Apabila karena alasan tertentu, maka dalam setiap klaster masih dapat dibuat klaster lagi (disebut subklaster), maka pengambilan sampel dilakukan terhadp subklaster, dan seluruh anggota subklaster yang terpilih adalah sebagai sampel (teknik ini disebut multistage cluster
sampling). Teknik pengambilan sampel acak klaster memiliki beberapa
keuntungan, yaitu: penyebaran unit populasi dapat ditekan, tidak memerlukan daftar semua subjek klaster, dan biaya lebih murah.
d. Sampling Sistematis
Adalah Teknik pengambilan sampel acak sistematis merupakan teknik pengambilan sampel berdasarkan urutan dari anggota poopulasi
yang telah diberi nomor urut. Teknik ini dapat digunakan manakala jumlah terbatas, anggota populasi memiliki sifat-sifat yang sama (homogen), dan peneliti tidak memiliki alat pengambil data secara random. Cara ini menuntut kepada peneliti untuk memilih unsur populasi secara sistematis, yaitu unsur populasi yang bisa dijadikan sampel adalah yang “keberapa”. Misalnya, jika ada 100 guru, semuanya diberi nomor urut no. 1 s.d. 100. Pengambilan sampel dapat dilakukan berdasarkan urutan nomor genap saja atau urutan nomor ganjil saja.

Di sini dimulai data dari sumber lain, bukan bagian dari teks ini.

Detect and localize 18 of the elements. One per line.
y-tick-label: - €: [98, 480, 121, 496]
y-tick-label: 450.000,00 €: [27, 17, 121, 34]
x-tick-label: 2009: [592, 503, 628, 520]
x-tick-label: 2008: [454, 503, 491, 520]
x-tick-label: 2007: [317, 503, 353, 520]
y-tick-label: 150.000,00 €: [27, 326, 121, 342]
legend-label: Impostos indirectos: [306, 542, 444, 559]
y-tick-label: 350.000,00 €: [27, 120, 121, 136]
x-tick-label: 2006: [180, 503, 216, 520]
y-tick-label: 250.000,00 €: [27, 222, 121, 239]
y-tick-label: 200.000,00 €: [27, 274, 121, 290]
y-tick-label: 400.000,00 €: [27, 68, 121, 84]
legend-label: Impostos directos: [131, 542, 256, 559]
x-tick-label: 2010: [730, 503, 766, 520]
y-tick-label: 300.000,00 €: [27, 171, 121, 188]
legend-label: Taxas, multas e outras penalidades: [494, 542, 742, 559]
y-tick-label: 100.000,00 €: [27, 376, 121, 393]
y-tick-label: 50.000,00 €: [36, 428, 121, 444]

Adapun langkah-langkah teknik pengambilan sampel acak sistematis adalah sebagai berikut:
1) Memberikan nomor urut kepada semua anggota poopulasi, mulai dari nomor 1 hingga nomor sebanyak jumlah anggota populasi.

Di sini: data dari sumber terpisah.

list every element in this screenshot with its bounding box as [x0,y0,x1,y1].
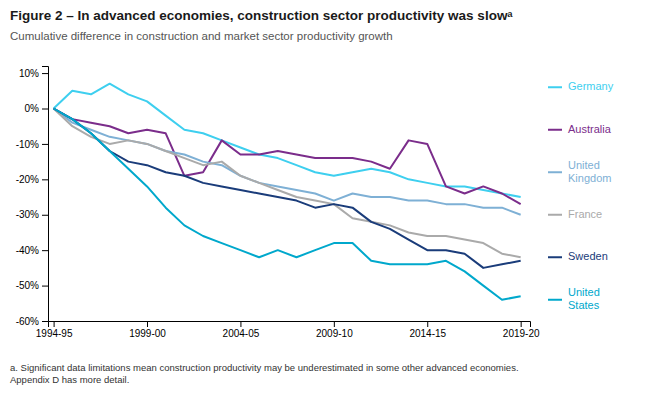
tick-label: 10% [19,68,39,79]
tick: -20% [16,174,48,185]
tick-mark [42,109,48,110]
tick-mark [147,321,148,327]
y-axis: 10% 0% -10% -20% -30% -40% -50% -60% [16,67,49,327]
legend-label: Sweden [568,250,608,262]
tick: 2009-10 [316,321,353,339]
tick-label: -40% [16,245,39,256]
axis-line [42,67,49,322]
subtitle: Cumulative difference in construction an… [10,30,393,42]
lines [54,84,521,300]
legend-item: Germany [548,80,614,92]
legend-swatch [548,214,562,216]
tick-mark [42,250,48,251]
axis-line [49,322,531,328]
legend: Germany Australia UnitedKingdom France Swede… [548,80,614,311]
tick: -40% [16,245,48,256]
legend-label: Australia [568,123,612,135]
legend-item: Australia [548,123,612,135]
tick-mark [42,286,48,287]
tick-label: -60% [16,316,39,327]
legend-label: UnitedStates [568,286,600,311]
tick: 2004-05 [223,321,260,339]
tick-label: 2014-15 [409,328,446,339]
tick-label: -10% [16,139,39,150]
tick: -60% [16,316,48,327]
series-line [54,109,521,258]
tick-mark [42,215,48,216]
tick-label: 2004-05 [223,328,260,339]
tick: 10% [19,68,48,79]
tick-label: -20% [16,174,39,185]
legend-item: Sweden [548,250,608,262]
tick-label: 1994-95 [36,328,73,339]
legend-item: France [548,208,602,220]
tick: -50% [16,280,48,291]
tick-label: 2019-20 [503,328,540,339]
tick-mark [42,144,48,145]
tick-mark [521,321,522,327]
tick-mark [427,321,428,327]
legend-label: France [568,208,602,220]
tick: -10% [16,139,48,150]
tick-label: -50% [16,280,39,291]
legend-swatch [548,129,562,131]
tick-mark [42,73,48,74]
tick-mark [42,321,48,322]
tick-label: 2009-10 [316,328,353,339]
series-line [54,109,521,268]
tick: 1999-00 [129,321,166,339]
tick: 2014-15 [409,321,446,339]
tick-label: 0% [25,103,40,114]
chart: Figure 2 – In advanced economies, constr… [0,0,660,399]
x-axis: 1994-95 1999-00 2004-05 2009-10 2014-15 2019-… [36,321,540,339]
plot-area: 1994-95 1999-00 2004-05 2009-10 2014-15 2019-… [16,67,540,340]
tick: 0% [25,103,48,114]
legend-item: UnitedStates [548,286,600,311]
tick-label: -30% [16,209,39,220]
tick-mark [54,321,55,327]
title: Figure 2 – In advanced economies, constr… [10,8,513,23]
tick-mark [42,179,48,180]
legend-swatch [548,256,562,258]
series-line [54,109,521,300]
legend-label: Germany [568,80,614,92]
tick: -30% [16,209,48,220]
tick: 1994-95 [36,321,73,339]
series-line [54,109,521,205]
tick: 2019-20 [503,321,540,339]
tick-mark [334,321,335,327]
legend-swatch [548,171,562,173]
footnote: a. Significant data limitations mean con… [10,362,519,385]
legend-swatch [548,86,562,88]
tick-label: 1999-00 [129,328,166,339]
legend-label: UnitedKingdom [568,159,611,184]
tick-mark [240,321,241,327]
legend-item: UnitedKingdom [548,159,611,184]
legend-swatch [548,299,562,301]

2) Menentukan kriteria anggota populasi yang dijadikan sampel, misalnya sampel haruslah yang bernomor genap saja atau bernomor ganjil saja, atau sampel yang memiliki selang interval tertentu, dan sebagainya.
3) Menentukan sampel pertama secara acak sederhana dengan undian atau tabel acak.
4) Mengambil sampel kedua sampai ukuran sampel yang diharapkan dilakukan dengan ketentuan kriteria sampel seperti pada poin (2).
Contoh kasus: seorang peneliti akan menganalisis soal UN Biologi, tahun 2009 diketahui jumlah anggota populasi sebanyak 40 butir soal, dan peneliti menetapkan 14 butir soal sebagai sampel dengan kriteria anggota populasi tersebut memiliki selang interval 3 dengan nomor anggota populasi yang berada di dekatnya. Selanjutnya peneliti mengambil sampel pertama secara acak, dan ternyata diperoleh anggota populasi bernomor urut 4, maka sampel kedua adalah anggota populasi yang berselang interval 3 dari 4 yaitu bisa berupa anggota populasi bernomor 1 namun juga dapat berupa anggota populasi bernomor 7. Pada kasus tersebut misalnya saja ditetapkan anggota populasi yang
bernomor 1 sebagai sampel kedua, maka anggota populasi bernomor 7 sebagai sampel ketiga, dan seterusnya hingga diperoleh 26 butir sampel soal UN Biologi tahun 2009 yaitu: 1, 4 , 7, 10,13, 16, 19, 22, 25, 28, 31, 34, 37, dan 40.